Ginter Gawlik

Personal information
- Date of birth: 5 December 1930
- Place of birth: Borsigwerk, Germany
- Date of death: 22 August 2005 (aged 74)
- Place of death: Würzburg, Germany
- Height: 1.80 m (5 ft 11 in)
- Position(s): Defender, midfielder

Senior career*
- Years: Team / Apps / (Gls)
- 1942–1944: Reichsbahn SV Borsigwerk
- 1945–1950: Górnik Biskupice
- 1950–1964: Górnik Zabrze / 136 / (21)
- 1964–1965: Polonia Sydney
- 1966–1967: Polonia Sydney

International career
- 1957–1958: Poland / 7 / (1)

Managerial career
- 1966–1967: Polonia Sydney (player-manager)

= Ginter Gawlik =

Polish footballer (1930–2005)

Ginter Gawlik (5 December 1930 – 22 August 2005) was a Polish footballer. He spent most of career playing for Polish team Górnik Zabrze.
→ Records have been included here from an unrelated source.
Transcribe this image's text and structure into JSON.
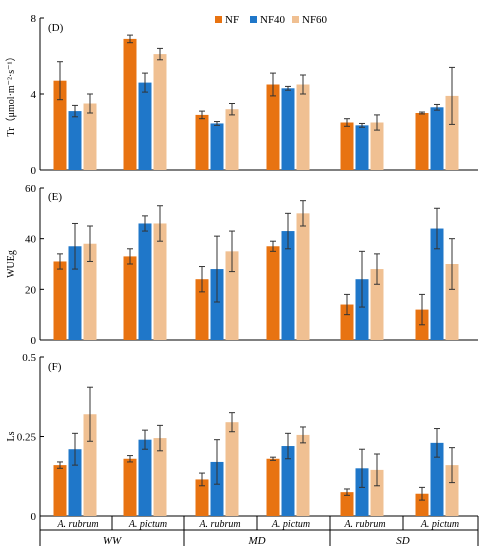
{
  "colors": {
    "NF": "#e87311",
    "NF40": "#1f77c9",
    "NF60": "#f0c092",
    "axis": "#000000",
    "error_bar": "#333333"
  },
  "legend": {
    "position": "top-center",
    "items": [
      "NF",
      "NF40",
      "NF60"
    ]
  },
  "groups": [
    {
      "species": "A. rubrum",
      "treatment": "WW"
    },
    {
      "species": "A. pictum",
      "treatment": ""
    },
    {
      "species": "A. rubrum",
      "treatment": "MD"
    },
    {
      "species": "A. pictum",
      "treatment": ""
    },
    {
      "species": "A. rubrum",
      "treatment": "SD"
    },
    {
      "species": "A. pictum",
      "treatment": ""
    }
  ],
  "chart_data": [
    {
      "type": "bar",
      "panel_label": "(D)",
      "ylabel": "Tr（μmol·m⁻²·s⁻¹）",
      "ylim": [
        0,
        8
      ],
      "yticks": [
        "0",
        "4",
        "8"
      ],
      "tick_values": [
        0,
        4,
        8
      ],
      "categories": [
        "A. rubrum (WW)",
        "A. pictum (WW)",
        "A. rubrum (MD)",
        "A. pictum (MD)",
        "A. rubrum (SD)",
        "A. pictum (SD)"
      ],
      "series": [
        {
          "name": "NF",
          "values": [
            4.7,
            6.9,
            2.9,
            4.5,
            2.5,
            3.0
          ],
          "errors": [
            1.0,
            0.2,
            0.2,
            0.6,
            0.2,
            0.05
          ]
        },
        {
          "name": "NF40",
          "values": [
            3.1,
            4.6,
            2.45,
            4.3,
            2.35,
            3.3
          ],
          "errors": [
            0.3,
            0.5,
            0.1,
            0.1,
            0.1,
            0.15
          ]
        },
        {
          "name": "NF60",
          "values": [
            3.5,
            6.1,
            3.2,
            4.5,
            2.5,
            3.9
          ],
          "errors": [
            0.5,
            0.3,
            0.3,
            0.5,
            0.4,
            1.5
          ]
        }
      ]
    },
    {
      "type": "bar",
      "panel_label": "(E)",
      "ylabel": "WUEg",
      "ylim": [
        0,
        60
      ],
      "yticks": [
        "0",
        "20",
        "40",
        "60"
      ],
      "tick_values": [
        0,
        20,
        40,
        60
      ],
      "categories": [
        "A. rubrum (WW)",
        "A. pictum (WW)",
        "A. rubrum (MD)",
        "A. pictum (MD)",
        "A. rubrum (SD)",
        "A. pictum (SD)"
      ],
      "series": [
        {
          "name": "NF",
          "values": [
            31,
            33,
            24,
            37,
            14,
            12
          ],
          "errors": [
            3,
            3,
            5,
            2,
            4,
            6
          ]
        },
        {
          "name": "NF40",
          "values": [
            37,
            46,
            28,
            43,
            24,
            44
          ],
          "errors": [
            9,
            3,
            13,
            7,
            11,
            8
          ]
        },
        {
          "name": "NF60",
          "values": [
            38,
            46,
            35,
            50,
            28,
            30
          ],
          "errors": [
            7,
            7,
            8,
            5,
            6,
            10
          ]
        }
      ]
    },
    {
      "type": "bar",
      "panel_label": "(F)",
      "ylabel": "Ls",
      "ylim": [
        0,
        0.5
      ],
      "yticks": [
        "0",
        "0.25",
        "0.5"
      ],
      "tick_values": [
        0,
        0.25,
        0.5
      ],
      "categories": [
        "A. rubrum (WW)",
        "A. pictum (WW)",
        "A. rubrum (MD)",
        "A. pictum (MD)",
        "A. rubrum (SD)",
        "A. pictum (SD)"
      ],
      "series": [
        {
          "name": "NF",
          "values": [
            0.16,
            0.18,
            0.115,
            0.18,
            0.075,
            0.07
          ],
          "errors": [
            0.01,
            0.01,
            0.02,
            0.005,
            0.01,
            0.02
          ]
        },
        {
          "name": "NF40",
          "values": [
            0.21,
            0.24,
            0.17,
            0.22,
            0.15,
            0.23
          ],
          "errors": [
            0.05,
            0.03,
            0.07,
            0.04,
            0.06,
            0.045
          ]
        },
        {
          "name": "NF60",
          "values": [
            0.32,
            0.245,
            0.295,
            0.255,
            0.145,
            0.16
          ],
          "errors": [
            0.085,
            0.04,
            0.03,
            0.025,
            0.05,
            0.055
          ]
        }
      ]
    }
  ]
}
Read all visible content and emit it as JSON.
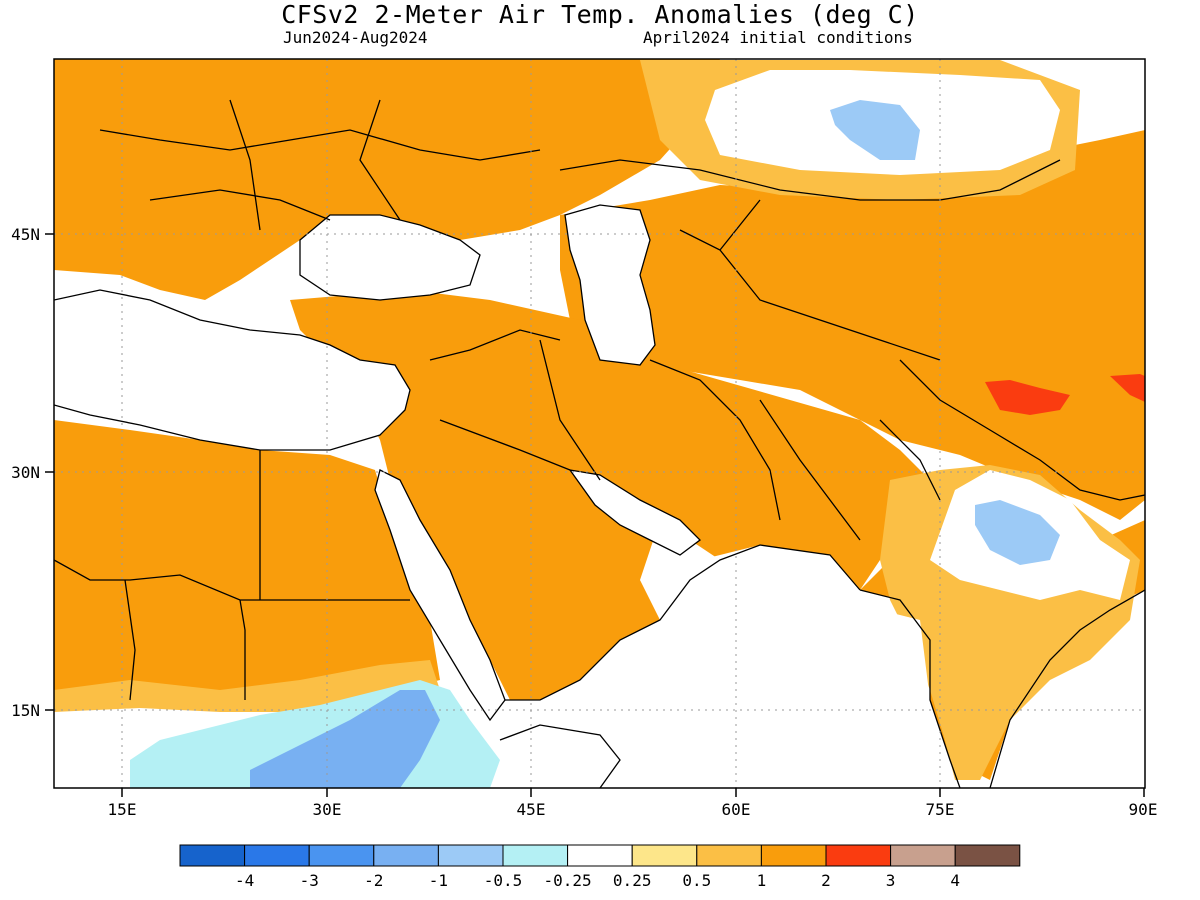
{
  "header": {
    "title": "CFSv2 2-Meter Air Temp. Anomalies (deg C)",
    "period": "Jun2024-Aug2024",
    "conditions": "April2024 initial conditions"
  },
  "axes": {
    "lon_ticks": [
      "15E",
      "30E",
      "45E",
      "60E",
      "75E",
      "90E"
    ],
    "lat_ticks": [
      "45N",
      "30N",
      "15N"
    ]
  },
  "colorbar": {
    "labels": [
      "-4",
      "-3",
      "-2",
      "-1",
      "-0.5",
      "-0.25",
      "0.25",
      "0.5",
      "1",
      "2",
      "3",
      "4"
    ],
    "colors": [
      "#1663cc",
      "#2a78e8",
      "#4a94f0",
      "#78b0f2",
      "#9ccaf6",
      "#b4f0f4",
      "#ffffff",
      "#fde68a",
      "#fbbf45",
      "#f99d0c",
      "#fa3c10",
      "#c8a08e",
      "#7a5244"
    ]
  },
  "palette": {
    "land_anomaly": "#f99d0c",
    "weak_warm": "#fbbf45",
    "slight_warm": "#fde68a",
    "cold_light": "#b4f0f4",
    "cold_mid": "#9ccaf6",
    "cold_strong": "#78b0f2",
    "hot": "#fa3c10"
  }
}
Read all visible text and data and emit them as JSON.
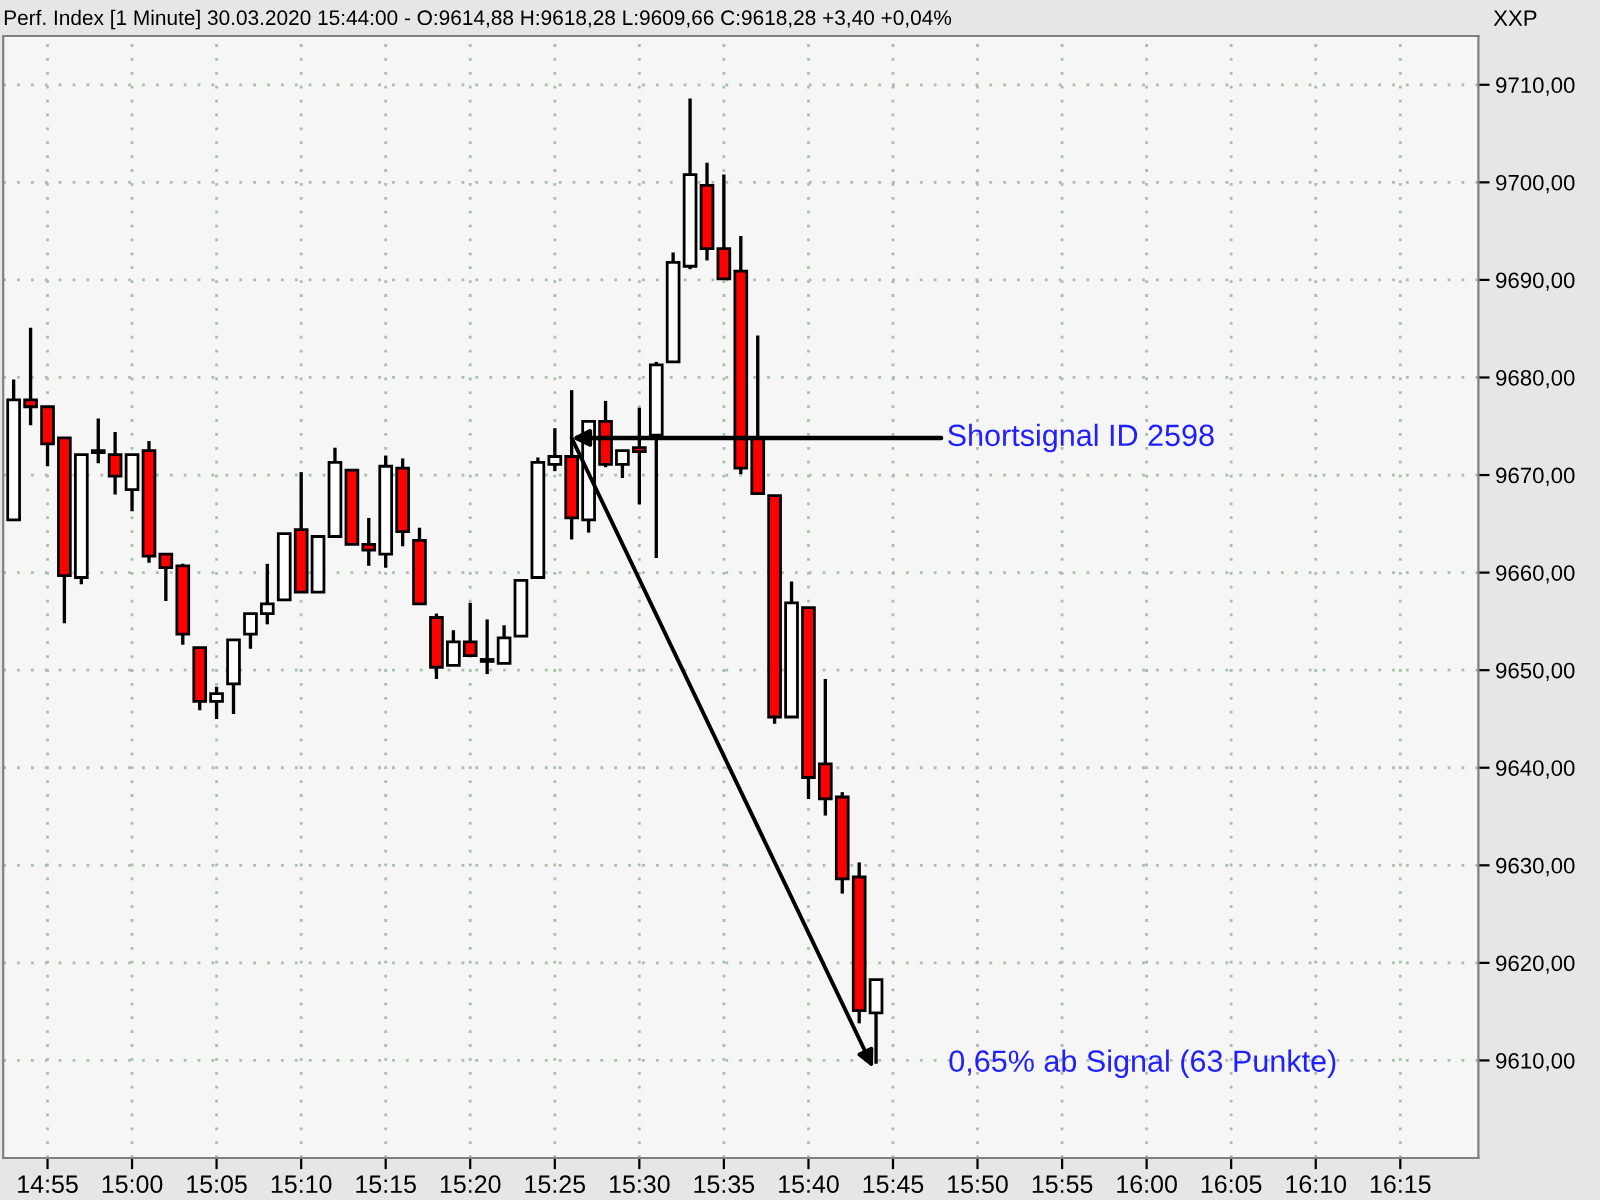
{
  "chart_data": {
    "type": "candlestick",
    "title": "Perf. Index [1 Minute] 30.03.2020 15:44:00 - O:9614,88 H:9618,28 L:9609,66 C:9618,28 +3,40 +0,04%",
    "x": [
      14.8833,
      14.9,
      14.9167,
      14.9333,
      14.95,
      14.9667,
      14.9833,
      15.0,
      15.0167,
      15.0333,
      15.05,
      15.0667,
      15.0833,
      15.1,
      15.1167,
      15.1333,
      15.15,
      15.1667,
      15.1833,
      15.2,
      15.2167,
      15.2333,
      15.25,
      15.2667,
      15.2833,
      15.3,
      15.3167,
      15.3333,
      15.35,
      15.3667,
      15.3833,
      15.4,
      15.4167,
      15.4333,
      15.45,
      15.4667,
      15.4833,
      15.5,
      15.5167,
      15.5333,
      15.55,
      15.5667,
      15.5833,
      15.6,
      15.6167,
      15.6333,
      15.65,
      15.6667,
      15.6833,
      15.7,
      15.7167,
      15.7333
    ],
    "ohlc": [
      [
        9665.4,
        9679.8,
        9665.4,
        9677.7
      ],
      [
        9677.7,
        9685.1,
        9675.1,
        9677.0
      ],
      [
        9677.0,
        9677.0,
        9670.9,
        9673.2
      ],
      [
        9673.8,
        9673.8,
        9654.8,
        9659.7
      ],
      [
        9659.5,
        9672.1,
        9658.8,
        9672.1
      ],
      [
        9672.3,
        9675.8,
        9671.2,
        9672.5
      ],
      [
        9672.1,
        9674.4,
        9668.0,
        9669.9
      ],
      [
        9668.5,
        9672.1,
        9666.3,
        9672.1
      ],
      [
        9672.5,
        9673.5,
        9661.0,
        9661.7
      ],
      [
        9661.9,
        9661.9,
        9657.1,
        9660.5
      ],
      [
        9660.7,
        9660.9,
        9652.6,
        9653.7
      ],
      [
        9652.3,
        9652.3,
        9645.9,
        9646.8
      ],
      [
        9646.8,
        9648.3,
        9645.0,
        9647.6
      ],
      [
        9648.6,
        9653.1,
        9645.5,
        9653.1
      ],
      [
        9653.7,
        9655.8,
        9652.2,
        9655.8
      ],
      [
        9655.8,
        9660.9,
        9654.7,
        9656.8
      ],
      [
        9657.2,
        9664.0,
        9657.2,
        9664.0
      ],
      [
        9664.4,
        9670.3,
        9658.0,
        9658.0
      ],
      [
        9658.0,
        9663.7,
        9658.0,
        9663.7
      ],
      [
        9663.7,
        9672.8,
        9663.7,
        9671.3
      ],
      [
        9670.5,
        9670.5,
        9662.9,
        9662.9
      ],
      [
        9662.9,
        9665.6,
        9660.7,
        9662.3
      ],
      [
        9661.9,
        9672.0,
        9660.5,
        9670.9
      ],
      [
        9670.7,
        9671.7,
        9662.7,
        9664.2
      ],
      [
        9663.3,
        9664.6,
        9656.8,
        9656.8
      ],
      [
        9655.4,
        9655.8,
        9649.1,
        9650.3
      ],
      [
        9650.5,
        9654.1,
        9650.5,
        9652.9
      ],
      [
        9652.9,
        9656.9,
        9651.5,
        9651.5
      ],
      [
        9650.9,
        9655.2,
        9649.6,
        9651.1
      ],
      [
        9650.7,
        9654.6,
        9650.7,
        9653.3
      ],
      [
        9653.5,
        9659.2,
        9653.5,
        9659.2
      ],
      [
        9659.5,
        9671.8,
        9659.5,
        9671.3
      ],
      [
        9671.1,
        9674.8,
        9670.4,
        9671.9
      ],
      [
        9671.9,
        9678.7,
        9663.4,
        9665.6
      ],
      [
        9665.4,
        9675.5,
        9664.1,
        9675.5
      ],
      [
        9675.5,
        9677.6,
        9670.8,
        9671.1
      ],
      [
        9671.1,
        9672.5,
        9669.7,
        9672.5
      ],
      [
        9672.8,
        9676.9,
        9667.0,
        9672.4
      ],
      [
        9674.1,
        9681.6,
        9661.5,
        9681.3
      ],
      [
        9681.6,
        9692.8,
        9681.6,
        9691.8
      ],
      [
        9691.4,
        9708.6,
        9691.1,
        9700.8
      ],
      [
        9699.7,
        9702.0,
        9692.0,
        9693.2
      ],
      [
        9693.2,
        9700.8,
        9690.1,
        9690.1
      ],
      [
        9690.9,
        9694.5,
        9670.1,
        9670.7
      ],
      [
        9673.8,
        9684.3,
        9668.1,
        9668.1
      ],
      [
        9667.9,
        9667.9,
        9644.5,
        9645.2
      ],
      [
        9645.2,
        9659.1,
        9645.2,
        9656.9
      ],
      [
        9656.4,
        9656.4,
        9636.8,
        9639.0
      ],
      [
        9640.4,
        9649.1,
        9635.1,
        9636.8
      ],
      [
        9637.0,
        9637.5,
        9627.1,
        9628.6
      ],
      [
        9628.8,
        9630.3,
        9613.8,
        9615.1
      ],
      [
        9614.88,
        9618.28,
        9609.66,
        9618.28
      ]
    ],
    "colors": [
      "#ffffff",
      "#ff0000",
      "#ff0000",
      "#ff0000",
      "#ffffff",
      "#ffffff",
      "#ff0000",
      "#ffffff",
      "#ff0000",
      "#ff0000",
      "#ff0000",
      "#ff0000",
      "#ffffff",
      "#ffffff",
      "#ffffff",
      "#ffffff",
      "#ffffff",
      "#ff0000",
      "#ffffff",
      "#ffffff",
      "#ff0000",
      "#ff0000",
      "#ffffff",
      "#ff0000",
      "#ff0000",
      "#ff0000",
      "#ffffff",
      "#ff0000",
      "#ffffff",
      "#ffffff",
      "#ffffff",
      "#ffffff",
      "#ffffff",
      "#ff0000",
      "#ffffff",
      "#ff0000",
      "#ffffff",
      "#ff0000",
      "#ffffff",
      "#ffffff",
      "#ffffff",
      "#ff0000",
      "#ff0000",
      "#ff0000",
      "#ff0000",
      "#ff0000",
      "#ffffff",
      "#ff0000",
      "#ff0000",
      "#ff0000",
      "#ff0000",
      "#ffffff"
    ],
    "xlim": [
      14.873,
      16.327
    ],
    "xticks": [
      {
        "value": 14.9167,
        "label": "14:55"
      },
      {
        "value": 15.0,
        "label": "15:00"
      },
      {
        "value": 15.0833,
        "label": "15:05"
      },
      {
        "value": 15.1667,
        "label": "15:10"
      },
      {
        "value": 15.25,
        "label": "15:15"
      },
      {
        "value": 15.3333,
        "label": "15:20"
      },
      {
        "value": 15.4167,
        "label": "15:25"
      },
      {
        "value": 15.5,
        "label": "15:30"
      },
      {
        "value": 15.5833,
        "label": "15:35"
      },
      {
        "value": 15.6667,
        "label": "15:40"
      },
      {
        "value": 15.75,
        "label": "15:45"
      },
      {
        "value": 15.8333,
        "label": "15:50"
      },
      {
        "value": 15.9167,
        "label": "15:55"
      },
      {
        "value": 16.0,
        "label": "16:00"
      },
      {
        "value": 16.0833,
        "label": "16:05"
      },
      {
        "value": 16.1667,
        "label": "16:10"
      },
      {
        "value": 16.25,
        "label": "16:15"
      }
    ],
    "ylim": [
      9600,
      9715
    ],
    "yticks": [
      {
        "value": 9610,
        "label": "9610,00"
      },
      {
        "value": 9620,
        "label": "9620,00"
      },
      {
        "value": 9630,
        "label": "9630,00"
      },
      {
        "value": 9640,
        "label": "9640,00"
      },
      {
        "value": 9650,
        "label": "9650,00"
      },
      {
        "value": 9660,
        "label": "9660,00"
      },
      {
        "value": 9670,
        "label": "9670,00"
      },
      {
        "value": 9680,
        "label": "9680,00"
      },
      {
        "value": 9690,
        "label": "9690,00"
      },
      {
        "value": 9700,
        "label": "9700,00"
      },
      {
        "value": 9710,
        "label": "9710,00"
      }
    ],
    "grid": true,
    "annotations": [
      "XXP",
      {
        "text": "Shortsignal ID 2598",
        "x": 15.4333,
        "y": 9673.8
      },
      "0,65% ab Signal (63 Punkte)"
    ]
  }
}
Gawlik, who was not raised in Poland (until 1945, Zabrze, then called Hindenburg, belonged to Germany), started his career in the mid-1940s for the German team Reichsbahn SV Borsigwerk. After 1945, he played for Górnik Biskupice and in 1950 he moved to Górnik Zabrze, a powerhouse of Polish football. While playing for Górnik, the team won 5 Polish football championships in the late 1950s and early 1960s. Also, he played for the Poland national team, scoring one goal in 7 games. His debut took place on 23 June 1957 in Chorzów, when Poland beat the Soviet Union 2–1.